Nested stochastic block model for simultaneously clustering networks and nodes
Nathaniel Josephs, Arash A. Amini, Marina Paez, Lizhen Lin
TL;DR
The paper tackles the problem of simultaneously clustering a collection of networks and the nodes within each network when node correspondence is unknown. It introduces NSBM, a hierarchical Bayesian approach that uses the nested Dirichlet process prior to couple between-network clustering with within-network community detection, allowing automatic learning of the number of network classes and community counts. NSBM accommodates heterogeneous communities and varying vertex sets across networks, and it provides four Gibbs-based posterior samplers to navigate the model’s two-level complexity. Through extensive simulations and real-data analyses, the authors demonstrate that NSBM achieves accurate joint clustering and exhibits robustness to heterogeneity and anonymity, offering a principled framework for network population inference without requiring node alignment.
Abstract
We introduce the nested stochastic block model (NSBM) to cluster a collection of networks while simultaneously detecting communities within each network. NSBM has several appealing features including the ability to work on unlabeled networks with potentially different node sets, the flexibility to model heterogeneous communities, and the means to automatically select the number of classes for the networks and the number of communities within each network.
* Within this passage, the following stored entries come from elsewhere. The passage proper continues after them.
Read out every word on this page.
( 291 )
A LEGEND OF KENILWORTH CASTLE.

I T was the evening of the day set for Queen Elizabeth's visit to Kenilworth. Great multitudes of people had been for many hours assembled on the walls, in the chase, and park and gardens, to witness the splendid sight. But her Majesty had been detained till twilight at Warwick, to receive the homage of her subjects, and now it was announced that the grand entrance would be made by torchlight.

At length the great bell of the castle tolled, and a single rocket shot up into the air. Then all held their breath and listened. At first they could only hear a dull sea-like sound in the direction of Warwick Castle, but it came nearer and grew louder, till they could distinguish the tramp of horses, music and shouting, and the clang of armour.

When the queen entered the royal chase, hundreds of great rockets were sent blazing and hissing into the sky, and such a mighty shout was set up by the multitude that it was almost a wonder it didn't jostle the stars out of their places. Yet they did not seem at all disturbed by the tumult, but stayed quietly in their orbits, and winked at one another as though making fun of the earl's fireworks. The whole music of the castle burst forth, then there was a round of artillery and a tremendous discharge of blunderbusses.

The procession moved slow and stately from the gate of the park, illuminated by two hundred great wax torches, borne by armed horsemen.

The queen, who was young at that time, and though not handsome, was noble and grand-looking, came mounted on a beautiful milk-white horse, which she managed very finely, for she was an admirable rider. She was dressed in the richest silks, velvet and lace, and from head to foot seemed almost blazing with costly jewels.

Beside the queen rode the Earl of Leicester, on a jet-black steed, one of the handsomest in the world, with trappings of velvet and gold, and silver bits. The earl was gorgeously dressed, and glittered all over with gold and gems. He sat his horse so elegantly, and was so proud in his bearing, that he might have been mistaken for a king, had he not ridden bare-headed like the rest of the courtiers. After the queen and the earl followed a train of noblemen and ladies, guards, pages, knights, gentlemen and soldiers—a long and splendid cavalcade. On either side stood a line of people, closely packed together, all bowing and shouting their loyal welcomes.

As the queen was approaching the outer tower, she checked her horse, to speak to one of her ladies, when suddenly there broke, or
This is accomplished via a Bayesian model, with a novel application of the nested Dirichlet process (NDP) as a prior to jointly model the between-network and within-network clusters. The dependency introduced by the network data creates nontrivial challenges for the NDP, especially in the development of efficient samplers. For posterior inference, we propose several Markov chain Monte Carlo algorithms including a standard Gibbs sampler, a collapsed Gibbs sampler, and two blocked Gibbs samplers that ultimately return two levels of clustering labels from both within and across the networks. Extensive simulation studies are carried out which demonstrate that the model provides very accurate estimates of both levels of the clustering structure. We also apply our model to two social network datasets that cannot be analyzed using any previous method in the literature due to the anonymity of the nodes and the varying number of nodes in each network.